How I Built It (Technical Workflow)
Advanced Text Preprocessing:
Raw text is often noisy. I developed a cleaning pipeline using NLTK and Regex:
- Noise Removal: Stripped HTML tags and non-alphabetic characters.
- Normalization: Converted all text to lowercase for consistency.
- Stopword Removal & Lemmatization: Removed common fillers (e.g., "the", "a") and reduced words to their dictionary root (e.g., "watched" becomes "watch") to reduce dimensionality.
Feature Engineering (TF-IDF):
To translate text into a language machines understand, I used TF-IDF (Term Frequency-Inverse Document Frequency). I limited the vocabulary to the top 5,000 features to ensure the model focuses on the most impactful words while ignoring rare noise.
Model Implementation:
I chose Linear SVC (Support Vector Classification). It is highly efficient for high-dimensional text data and provides a clear decision boundary between sentiments.
Challenges & Solutions
1. The Neutral Data Gap
- The Challenge: The IMDB dataset is strictly binary (Positive/Negative). This meant the model had never "seen" a neutral review, causing it to force-classify "average" movies as either good or bad.

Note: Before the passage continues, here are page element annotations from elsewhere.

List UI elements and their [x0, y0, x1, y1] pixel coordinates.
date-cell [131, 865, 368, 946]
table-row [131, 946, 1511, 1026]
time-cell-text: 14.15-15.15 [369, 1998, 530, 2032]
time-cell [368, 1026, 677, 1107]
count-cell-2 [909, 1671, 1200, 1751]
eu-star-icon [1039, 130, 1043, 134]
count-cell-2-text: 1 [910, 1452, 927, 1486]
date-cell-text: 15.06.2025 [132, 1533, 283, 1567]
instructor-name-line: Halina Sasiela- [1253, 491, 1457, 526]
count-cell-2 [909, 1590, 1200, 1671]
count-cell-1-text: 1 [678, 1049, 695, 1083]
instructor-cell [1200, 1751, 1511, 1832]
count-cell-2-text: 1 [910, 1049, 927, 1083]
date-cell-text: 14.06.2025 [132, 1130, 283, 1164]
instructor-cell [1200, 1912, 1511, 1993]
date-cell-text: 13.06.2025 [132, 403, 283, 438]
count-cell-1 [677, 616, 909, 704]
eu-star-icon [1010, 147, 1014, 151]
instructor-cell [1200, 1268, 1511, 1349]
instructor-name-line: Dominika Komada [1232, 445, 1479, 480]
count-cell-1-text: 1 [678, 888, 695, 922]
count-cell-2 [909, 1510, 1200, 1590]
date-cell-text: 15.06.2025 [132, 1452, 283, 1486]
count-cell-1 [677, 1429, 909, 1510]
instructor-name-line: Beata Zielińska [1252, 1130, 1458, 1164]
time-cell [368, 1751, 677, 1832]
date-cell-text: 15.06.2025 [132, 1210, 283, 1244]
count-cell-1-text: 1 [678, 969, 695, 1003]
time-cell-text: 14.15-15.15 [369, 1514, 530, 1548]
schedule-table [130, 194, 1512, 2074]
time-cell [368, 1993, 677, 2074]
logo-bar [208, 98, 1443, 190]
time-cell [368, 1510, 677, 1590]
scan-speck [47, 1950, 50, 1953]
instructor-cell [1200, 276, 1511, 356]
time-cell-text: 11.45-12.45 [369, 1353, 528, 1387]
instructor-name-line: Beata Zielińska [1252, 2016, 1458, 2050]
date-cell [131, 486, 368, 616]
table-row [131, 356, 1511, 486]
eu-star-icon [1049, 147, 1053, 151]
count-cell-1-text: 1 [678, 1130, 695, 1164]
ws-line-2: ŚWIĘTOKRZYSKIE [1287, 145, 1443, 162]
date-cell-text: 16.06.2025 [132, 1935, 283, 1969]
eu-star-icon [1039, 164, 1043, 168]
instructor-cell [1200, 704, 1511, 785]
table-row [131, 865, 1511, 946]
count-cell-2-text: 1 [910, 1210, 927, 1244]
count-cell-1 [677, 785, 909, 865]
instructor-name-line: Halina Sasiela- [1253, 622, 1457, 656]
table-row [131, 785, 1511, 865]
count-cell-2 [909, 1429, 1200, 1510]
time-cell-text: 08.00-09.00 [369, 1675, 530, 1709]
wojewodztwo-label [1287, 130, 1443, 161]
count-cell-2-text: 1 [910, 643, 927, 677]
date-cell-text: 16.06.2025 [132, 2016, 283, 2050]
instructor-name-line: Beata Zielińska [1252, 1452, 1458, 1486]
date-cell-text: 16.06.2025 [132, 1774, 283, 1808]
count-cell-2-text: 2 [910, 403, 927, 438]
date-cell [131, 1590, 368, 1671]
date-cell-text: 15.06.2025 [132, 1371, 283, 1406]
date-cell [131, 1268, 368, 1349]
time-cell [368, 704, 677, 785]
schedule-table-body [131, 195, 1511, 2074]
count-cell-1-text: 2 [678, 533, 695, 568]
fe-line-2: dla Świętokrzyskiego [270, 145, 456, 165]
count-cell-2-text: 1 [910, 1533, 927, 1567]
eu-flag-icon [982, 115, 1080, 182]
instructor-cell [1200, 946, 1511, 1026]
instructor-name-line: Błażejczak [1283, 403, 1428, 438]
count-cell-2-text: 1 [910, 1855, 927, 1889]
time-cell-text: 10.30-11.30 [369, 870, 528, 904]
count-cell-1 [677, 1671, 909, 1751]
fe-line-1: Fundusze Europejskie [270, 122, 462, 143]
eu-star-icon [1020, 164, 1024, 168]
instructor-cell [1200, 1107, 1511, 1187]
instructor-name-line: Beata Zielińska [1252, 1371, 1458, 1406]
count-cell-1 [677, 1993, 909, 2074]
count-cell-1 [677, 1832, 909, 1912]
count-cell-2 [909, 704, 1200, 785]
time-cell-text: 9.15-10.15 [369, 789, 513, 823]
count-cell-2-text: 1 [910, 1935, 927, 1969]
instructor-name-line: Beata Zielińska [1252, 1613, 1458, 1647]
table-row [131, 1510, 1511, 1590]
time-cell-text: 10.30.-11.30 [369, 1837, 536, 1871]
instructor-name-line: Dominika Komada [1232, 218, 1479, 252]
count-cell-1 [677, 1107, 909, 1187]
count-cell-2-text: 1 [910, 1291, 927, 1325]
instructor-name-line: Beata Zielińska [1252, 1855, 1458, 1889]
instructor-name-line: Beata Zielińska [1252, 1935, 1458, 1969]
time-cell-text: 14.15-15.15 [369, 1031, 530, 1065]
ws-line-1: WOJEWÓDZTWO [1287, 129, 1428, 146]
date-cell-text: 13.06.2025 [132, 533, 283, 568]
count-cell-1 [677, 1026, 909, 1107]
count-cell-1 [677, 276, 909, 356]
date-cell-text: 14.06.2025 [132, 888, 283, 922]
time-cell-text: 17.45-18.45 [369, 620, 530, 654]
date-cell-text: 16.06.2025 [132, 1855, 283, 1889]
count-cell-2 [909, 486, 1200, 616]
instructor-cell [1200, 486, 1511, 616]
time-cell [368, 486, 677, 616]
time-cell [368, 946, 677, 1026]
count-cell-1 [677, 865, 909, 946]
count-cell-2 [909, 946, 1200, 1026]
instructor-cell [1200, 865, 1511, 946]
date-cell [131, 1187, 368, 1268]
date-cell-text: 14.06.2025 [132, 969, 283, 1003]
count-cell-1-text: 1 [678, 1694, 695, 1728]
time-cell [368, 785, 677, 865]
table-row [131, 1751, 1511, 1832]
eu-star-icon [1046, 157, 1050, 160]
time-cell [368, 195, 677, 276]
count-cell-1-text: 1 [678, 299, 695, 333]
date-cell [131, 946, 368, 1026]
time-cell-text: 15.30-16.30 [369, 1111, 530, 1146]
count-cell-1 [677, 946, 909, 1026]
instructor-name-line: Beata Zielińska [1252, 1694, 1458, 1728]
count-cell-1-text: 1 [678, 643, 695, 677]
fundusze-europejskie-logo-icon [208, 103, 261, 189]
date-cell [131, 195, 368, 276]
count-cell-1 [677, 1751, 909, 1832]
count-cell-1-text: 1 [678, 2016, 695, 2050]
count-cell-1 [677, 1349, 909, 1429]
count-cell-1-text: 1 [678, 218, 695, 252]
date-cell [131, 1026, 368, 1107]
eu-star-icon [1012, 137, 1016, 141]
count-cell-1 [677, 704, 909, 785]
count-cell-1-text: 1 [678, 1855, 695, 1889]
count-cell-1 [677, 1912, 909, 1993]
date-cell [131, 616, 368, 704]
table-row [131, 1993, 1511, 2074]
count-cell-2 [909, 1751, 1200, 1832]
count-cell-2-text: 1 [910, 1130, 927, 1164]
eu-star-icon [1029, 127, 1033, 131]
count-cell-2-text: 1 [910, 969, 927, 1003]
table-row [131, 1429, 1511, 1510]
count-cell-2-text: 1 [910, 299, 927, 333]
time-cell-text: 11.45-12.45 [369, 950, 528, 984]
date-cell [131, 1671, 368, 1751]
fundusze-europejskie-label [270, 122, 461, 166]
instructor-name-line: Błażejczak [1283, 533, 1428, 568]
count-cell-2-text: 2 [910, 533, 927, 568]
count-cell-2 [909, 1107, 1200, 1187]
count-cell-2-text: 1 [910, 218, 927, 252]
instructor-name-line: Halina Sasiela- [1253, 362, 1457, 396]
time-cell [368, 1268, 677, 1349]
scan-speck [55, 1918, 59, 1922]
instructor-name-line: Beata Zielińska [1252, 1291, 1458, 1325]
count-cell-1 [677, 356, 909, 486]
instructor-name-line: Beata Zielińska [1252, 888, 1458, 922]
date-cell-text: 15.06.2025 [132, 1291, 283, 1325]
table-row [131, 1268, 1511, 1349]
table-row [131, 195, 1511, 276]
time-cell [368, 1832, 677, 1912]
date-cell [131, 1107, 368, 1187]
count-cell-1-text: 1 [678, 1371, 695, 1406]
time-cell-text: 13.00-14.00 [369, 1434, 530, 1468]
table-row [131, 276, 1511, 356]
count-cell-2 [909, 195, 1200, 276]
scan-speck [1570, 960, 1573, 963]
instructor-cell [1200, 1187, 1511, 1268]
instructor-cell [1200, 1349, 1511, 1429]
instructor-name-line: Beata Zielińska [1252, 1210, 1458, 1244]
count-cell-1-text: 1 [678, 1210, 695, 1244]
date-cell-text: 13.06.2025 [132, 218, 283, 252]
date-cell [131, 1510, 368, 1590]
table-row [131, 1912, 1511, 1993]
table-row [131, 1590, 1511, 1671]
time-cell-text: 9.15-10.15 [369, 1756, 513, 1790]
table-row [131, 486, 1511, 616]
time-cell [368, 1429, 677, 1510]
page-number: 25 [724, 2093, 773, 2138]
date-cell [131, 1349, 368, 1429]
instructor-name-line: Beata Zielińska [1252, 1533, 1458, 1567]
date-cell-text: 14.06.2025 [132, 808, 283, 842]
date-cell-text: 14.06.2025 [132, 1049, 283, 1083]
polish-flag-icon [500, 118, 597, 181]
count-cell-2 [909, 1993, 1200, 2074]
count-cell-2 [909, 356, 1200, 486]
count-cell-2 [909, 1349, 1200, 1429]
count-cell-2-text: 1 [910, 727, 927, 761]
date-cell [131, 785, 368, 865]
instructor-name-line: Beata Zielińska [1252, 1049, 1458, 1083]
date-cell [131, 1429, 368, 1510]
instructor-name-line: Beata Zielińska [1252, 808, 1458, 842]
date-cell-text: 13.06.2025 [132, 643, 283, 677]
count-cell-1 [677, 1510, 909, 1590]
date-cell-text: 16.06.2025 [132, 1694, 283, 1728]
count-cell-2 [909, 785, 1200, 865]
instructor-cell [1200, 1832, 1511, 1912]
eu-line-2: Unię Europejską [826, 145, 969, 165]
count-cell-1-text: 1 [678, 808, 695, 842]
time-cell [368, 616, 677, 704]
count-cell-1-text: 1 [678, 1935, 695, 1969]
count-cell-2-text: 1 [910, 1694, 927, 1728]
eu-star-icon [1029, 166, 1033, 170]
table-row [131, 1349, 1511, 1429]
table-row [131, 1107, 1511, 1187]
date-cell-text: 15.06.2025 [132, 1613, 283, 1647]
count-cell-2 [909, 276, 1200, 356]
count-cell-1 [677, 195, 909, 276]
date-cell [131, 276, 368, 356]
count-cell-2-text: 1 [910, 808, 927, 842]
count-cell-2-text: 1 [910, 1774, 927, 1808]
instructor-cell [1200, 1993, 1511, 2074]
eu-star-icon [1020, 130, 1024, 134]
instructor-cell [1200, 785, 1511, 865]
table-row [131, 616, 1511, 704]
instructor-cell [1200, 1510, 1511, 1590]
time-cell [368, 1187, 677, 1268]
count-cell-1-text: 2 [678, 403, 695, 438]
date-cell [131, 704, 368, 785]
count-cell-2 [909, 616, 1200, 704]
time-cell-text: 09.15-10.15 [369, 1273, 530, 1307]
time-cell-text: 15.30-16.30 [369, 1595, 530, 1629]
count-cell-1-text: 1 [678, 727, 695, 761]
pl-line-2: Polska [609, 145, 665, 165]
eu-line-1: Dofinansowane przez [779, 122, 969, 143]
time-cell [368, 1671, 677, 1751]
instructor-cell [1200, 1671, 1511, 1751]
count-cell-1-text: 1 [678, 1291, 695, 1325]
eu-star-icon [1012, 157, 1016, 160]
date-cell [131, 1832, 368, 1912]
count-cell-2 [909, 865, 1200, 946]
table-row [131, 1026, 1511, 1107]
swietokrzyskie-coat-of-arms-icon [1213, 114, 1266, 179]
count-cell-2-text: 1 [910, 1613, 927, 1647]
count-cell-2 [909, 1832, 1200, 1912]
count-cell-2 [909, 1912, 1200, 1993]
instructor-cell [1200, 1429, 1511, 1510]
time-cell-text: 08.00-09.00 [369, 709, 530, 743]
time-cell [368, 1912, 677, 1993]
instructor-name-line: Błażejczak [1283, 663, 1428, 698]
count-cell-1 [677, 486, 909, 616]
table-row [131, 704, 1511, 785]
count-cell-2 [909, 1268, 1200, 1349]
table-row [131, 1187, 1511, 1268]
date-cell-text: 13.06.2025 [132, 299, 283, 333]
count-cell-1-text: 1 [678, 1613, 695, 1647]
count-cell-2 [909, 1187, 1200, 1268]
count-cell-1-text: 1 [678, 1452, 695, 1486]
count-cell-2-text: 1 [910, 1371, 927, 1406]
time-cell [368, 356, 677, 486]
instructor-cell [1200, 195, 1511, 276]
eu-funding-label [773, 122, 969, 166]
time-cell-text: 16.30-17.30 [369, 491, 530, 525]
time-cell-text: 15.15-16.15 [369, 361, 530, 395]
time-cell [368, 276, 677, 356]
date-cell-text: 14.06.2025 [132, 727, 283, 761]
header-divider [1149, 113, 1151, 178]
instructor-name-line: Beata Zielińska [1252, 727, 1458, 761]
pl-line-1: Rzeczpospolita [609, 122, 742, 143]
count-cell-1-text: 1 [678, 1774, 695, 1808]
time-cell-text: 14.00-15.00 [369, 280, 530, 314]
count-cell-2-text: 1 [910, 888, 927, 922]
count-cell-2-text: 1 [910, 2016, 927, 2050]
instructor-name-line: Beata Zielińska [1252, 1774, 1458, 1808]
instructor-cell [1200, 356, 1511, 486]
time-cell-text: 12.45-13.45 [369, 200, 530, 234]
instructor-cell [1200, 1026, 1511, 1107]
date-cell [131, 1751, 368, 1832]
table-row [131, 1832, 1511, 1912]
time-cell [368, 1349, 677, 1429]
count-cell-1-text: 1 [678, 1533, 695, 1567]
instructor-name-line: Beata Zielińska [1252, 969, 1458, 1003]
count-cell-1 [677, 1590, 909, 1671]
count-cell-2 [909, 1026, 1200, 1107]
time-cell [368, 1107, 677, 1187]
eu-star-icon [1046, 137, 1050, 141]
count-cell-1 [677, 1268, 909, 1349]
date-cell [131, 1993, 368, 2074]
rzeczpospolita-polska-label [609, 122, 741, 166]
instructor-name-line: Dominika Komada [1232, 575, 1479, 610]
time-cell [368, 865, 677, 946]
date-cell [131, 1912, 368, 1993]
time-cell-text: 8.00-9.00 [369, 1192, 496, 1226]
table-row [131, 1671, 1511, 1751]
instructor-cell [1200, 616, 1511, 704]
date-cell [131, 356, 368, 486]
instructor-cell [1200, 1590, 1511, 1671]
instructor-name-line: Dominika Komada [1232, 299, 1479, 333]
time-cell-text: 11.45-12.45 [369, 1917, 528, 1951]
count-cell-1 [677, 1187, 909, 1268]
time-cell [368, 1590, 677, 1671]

- The Solution: Instead of using
model.predict(), I utilized model.decision_function(). By calculating how close a review lies to the decision boundary (Thresholding), I was able to manually trigger a Neutral (0) classification for reviews that lacked strong positive or negative conviction.
2. Balancing Overfitting
- The Challenge: Initially, the model showed high training accuracy but lower performance on new data.
- The Solution: I leveraged L2 Regularization (inherent in Linear SVC). By monitoring the gap between training and testing scores, I ensured the model generalized well. Limiting the TF-IDF features also helped prevent the model from "memorizing" specific review noise.
How To Use This Project
- Setup: Ensure
scikit-learn, pandas, and nltk are installed in your Python environment.
- Input: Pass a raw string (movie review) into the
get_recommendation function.
Inference Example:
review = "The visuals were stunning, but the pacing was a bit slow and mediocre."
print(get_recommendation(review))
# Result -> Score: 0.04 | Sentiment: 0 | Action: Maybe watch (Neutral)
- Test Accuracy: 88%
- Generalization: The model maintains a balanced F1-score across both classes, proving it is robust against bias and ready for real-world unseen data.